Q_{12}=m(h_2  –  h_1)= m c_p(T_2  –  T_1)

70 \ kJ = 0.34255 \ kg \times 1.0053 \ kJ/kgK(T_2  –  305.15 \ K)

T_2= 508.69 \ K

The change in entropy is

\Delta S =m \Delta s= m \left\lgroup c_p \ln\frac{T_2}{T_1} -R \ln\frac{P_2}{\underbrace{P_1}_{=0} }\right\rgroup =m c_p \ln \frac{T_2}{T_1} .

Since P_2 = P_1 , the second term is zero, then

\Delta S =m \Delta s= 0.34255 \ kg \left\lgroup1.0053 \ kJ/kgK \times \ln \frac{508.69 \ K}{305.15 \ K} \right\rgroup =0.17598 \ kJ/K.

(b) Using gas tables:

From the tables, specific enthalpy h_1 (305 K) = 305.22 kJ / kg, specific entropy s_1 (305 K) = 1.71865 kJ / kgK. Using the first law,

h_2=\frac{Q}{m} +h_1=509.57 \ kJ/kg.

Looking at the air tables (Appendix 7) the value of h_2 lies between h(500 K) and h(510 K). The value of s_2 must also lie in this temperature range.

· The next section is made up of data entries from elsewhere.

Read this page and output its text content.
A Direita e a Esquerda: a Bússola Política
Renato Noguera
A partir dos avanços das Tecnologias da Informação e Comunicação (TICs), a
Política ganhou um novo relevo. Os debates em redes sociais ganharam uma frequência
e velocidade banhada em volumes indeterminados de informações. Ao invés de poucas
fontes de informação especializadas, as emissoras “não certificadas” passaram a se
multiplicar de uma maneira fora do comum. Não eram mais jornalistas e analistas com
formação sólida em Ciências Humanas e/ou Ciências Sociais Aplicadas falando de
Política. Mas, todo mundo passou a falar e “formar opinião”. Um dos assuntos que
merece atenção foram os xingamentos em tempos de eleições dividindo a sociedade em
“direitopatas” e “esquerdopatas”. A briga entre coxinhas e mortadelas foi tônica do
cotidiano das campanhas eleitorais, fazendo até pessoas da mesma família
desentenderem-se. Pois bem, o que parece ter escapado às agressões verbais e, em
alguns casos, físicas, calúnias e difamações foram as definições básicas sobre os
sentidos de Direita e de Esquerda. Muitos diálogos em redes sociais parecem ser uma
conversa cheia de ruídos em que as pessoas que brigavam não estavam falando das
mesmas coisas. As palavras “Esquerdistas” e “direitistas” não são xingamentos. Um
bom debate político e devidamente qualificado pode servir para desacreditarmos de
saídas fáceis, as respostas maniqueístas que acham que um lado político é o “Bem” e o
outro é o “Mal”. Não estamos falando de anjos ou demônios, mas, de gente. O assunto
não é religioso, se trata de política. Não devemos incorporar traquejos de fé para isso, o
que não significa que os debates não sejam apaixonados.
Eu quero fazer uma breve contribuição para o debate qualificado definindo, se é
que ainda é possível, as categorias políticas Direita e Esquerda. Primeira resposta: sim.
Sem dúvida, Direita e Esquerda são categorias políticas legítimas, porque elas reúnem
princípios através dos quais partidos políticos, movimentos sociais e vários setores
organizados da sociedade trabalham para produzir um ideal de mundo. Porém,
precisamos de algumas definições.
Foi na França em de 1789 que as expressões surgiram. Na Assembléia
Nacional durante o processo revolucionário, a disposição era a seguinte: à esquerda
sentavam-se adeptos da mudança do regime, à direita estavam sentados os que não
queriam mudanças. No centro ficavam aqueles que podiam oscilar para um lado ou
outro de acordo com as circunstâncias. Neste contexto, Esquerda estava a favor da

We can find the exact value of s_2 by linear interpolation (see Figure E6.4):

\frac{s_2 – 2.21952}{2.23993 – 2.21952} =\frac{509.57 – 503.20}{513.32 – 503.20} ,

s_2 = 2.2324 \ kJ/kgK.

\Delta S =m(s_2 – s_1)=0.34255 \ kg \times (2.2324 \ kJ/kgK – 1.71865 \ kJ/kgK)=0.17597 \ kJ/K.

Answer: The increase in entropy (a) assuming constant specific heat is 0.178 kJ / K and (b) using air tables is 0.176 kJ / K.